Throughout His life Meher Baba gave spiritual guidance to His followers. During His years of silence He dictated, via His close disciples, numerous messages. These have been published in journals, namely the Meher Baba Journal and the Awakener Magazine and in books. His major works are 'God Speaks, the Theme of Creation and Its Purpose' and the 'Discourses'. 'God Speaks' explains the evolution of consciousness with the parallel development of the physical world. It contains a unique explanation of the soul's journey through the seven planes. You could call the 'Discourses' a comprehensive guide book for the journey of the spiritual seeker / aspirant.
Meher Baba was always on the move.
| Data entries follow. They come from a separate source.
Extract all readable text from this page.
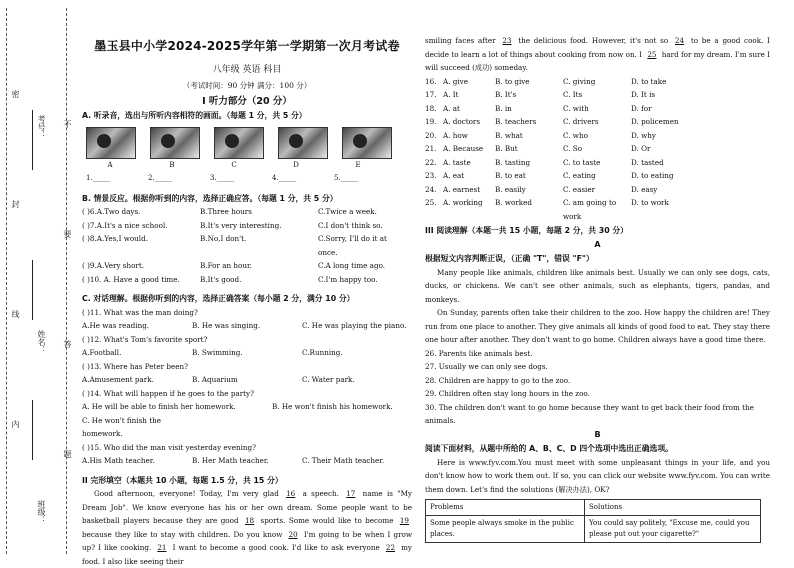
班级：
姓名：
考号：
密
封
线
内
不
要
答
题
墨玉县中小学2024-2025学年第一学期第一次月考试卷
八年级 英语 科目
（考试时间：90 分钟 满分：100 分）
I 听力部分（20 分）
A. 听录音，选出与所听内容相符的画面。（每题 1 分，共 5 分）
A	B	C	D	E
1._____	2._____	3._____	4._____	5._____
B. 情景反应。根据你听到的内容，选择正确应答。（每题 1 分，共 5 分）
( )6.A.Two days.	B.Three hours	C.Twice a week.
( )7.A.It's a nice school.	B.It's very interesting.	C.I don't think so.
( )8.A.Yes,I would.	B.No,I don't.	C.Sorry, I'll do it at once.
( )9.A.Very short.	B.For an hour.	C.A long time ago.
( )10. A. Have a good time.	B.It's good.	C.I'm happy too.
C. 对话理解。根据你听到的内容，选择正确答案（每小题 2 分，满分 10 分）
( )11. What was the man doing?
A.He was reading.	B. He was singing.	C. He was playing the piano.
( )12. What's Tom's favorite sport?
A.Football.	B. Swimming.	C.Running.
( )13. Where has Peter been?
A.Amusement park.	B. Aquarium	C. Water park.
( )14. What will happen if he goes to the party?
A. He will be able to finish her homework.	B. He won't finish his homework.
C. He won't finish the homework.
( )15. Who did the man visit yesterday evening?
A.His Math teacher.	B. Her Math teacher.	C. Their Math teacher.
II 完形填空（本题共 10 小题，每题 1.5 分，共 15 分）
Good afternoon, everyone! Today, I'm very glad 16 a speech. 17 name is "My Dream Job". We know everyone has his or her own dream. Some people want to be basketball players because they are good 18 sports. Some would like to become 19 because they like to stay with children. Do you know 20 I'm going to be when I grow up? I like cooking. 21 I want to become a good cook. I'd like to ask everyone 22 my food. I also like seeing their
smiling faces after 23 the delicious food. However, it's not so 24 to be a good cook. I decide to learn a lot of things about cooking from now on. I 25 hard for my dream. I'm sure I will succeed (成功) someday.
16. A. give	B. to give	C. giving	D. to take
17. A. It	B. It's	C. Its	D. It is
18. A. at	B. in	C. with	D. for
19. A. doctors	B. teachers	C. drivers	D. policemen
20. A. how	B. what	C. who	D. why
21. A. Because	B. But	C. So	D. Or
22. A. taste	B. tasting	C. to taste	D. tasted
23. A. eat	B. to eat	C. eating	D. to eating
24. A. earnest	B. easily	C. easier	D. easy
25. A. working	B. worked	C. am going to work
D. to work
III 阅读理解（本题一共 15 小题，每题 2 分，共 30 分）
A
根据短文内容判断正误，（正确 "T"，错误 "F"）
Many people like animals, children like animals best. Usually we can only see dogs, cats, ducks, or chickens. We can't see other animals, such as elephants, tigers, pandas, and monkeys.
On Sunday, parents often take their children to the zoo. How happy the children are! They run from one place to another. They give animals all kinds of good food to eat. They stay there one hour after another. They don't want to go home. Children always have a good time there.
26. Parents like animals best.
27. Usually we can only see dogs.
28. Children are happy to go to the zoo.
29. Children often stay long hours in the zoo.
30. The children don't want to go home because they want to get back their food from the animals.
B
阅读下面材料，从题中所给的 A、B、C、D 四个选项中选出正确选项。
Here is www.fyv.com.You must meet with some unpleasant things in your life, and you don't know how to work them out. If so, you can click our website www.fyv.com. You can write them down. Let's find the solutions (解决办法), OK?
Problems	Solutions
Some people always smoke in the public places.	You could say politely, "Excuse me, could you please put out your cigarette?"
Initially Baba and the mandali covered thousands of miles of the Indian subcontinent. In spite of intolerable conditions, He gave immeasurable care and attention to the poor, the sick, the lepers and the mad.
Eventually His travels brought Him to the West, first setting foot on British soil in 1931. He went on to America and around the world, on a number of occasions during the 1930s and again in the 1950s. During the 30s He spent time with groups of followers in France, Switzerland, Italy and Spain. He specifically visited Assisi and Avila. In 1956 and 1958 He visited Australia.
Although He continued to be based in India, Baba established His "Home in the West" at Myrtle Beach, South Carolina, USA. The Myrtle Beach Center still serves as a beautiful spiritual retreat for those who are drawn to Baba.
His Physical Suffering
It was whilst travelling in the USA that Baba had the first of two major car accidents. He had stated many years earlier that He would spill His blood on American soil. In 1952, true to His word, Baba was severely injured while crossing the USA by car. Four years later He had a second inexplicable car accident in India that broke His hip. This resulted in Baba suffering intense pain for the remaining years of His life.
His Final Years
Meher Baba's final years were spent mostly in seclusion, apart from a few mass gatherings at which He allowed the thousands who believed in Him and loved Him to come and receive His blessings.
He lived at Meherazad with His close disciples, women and men around him. Here He concentrated on His 'Universal Work'.
In 1968 He declared that this work was completed one hundred percent to His satisfaction. On 31st January 1969, He left His earthly body...
"...to live eternally in the hearts of those that Love Me." - Meher Baba
Meher Baba's Tomb Shrine at Meherabad has now become a place of international pilgrimage.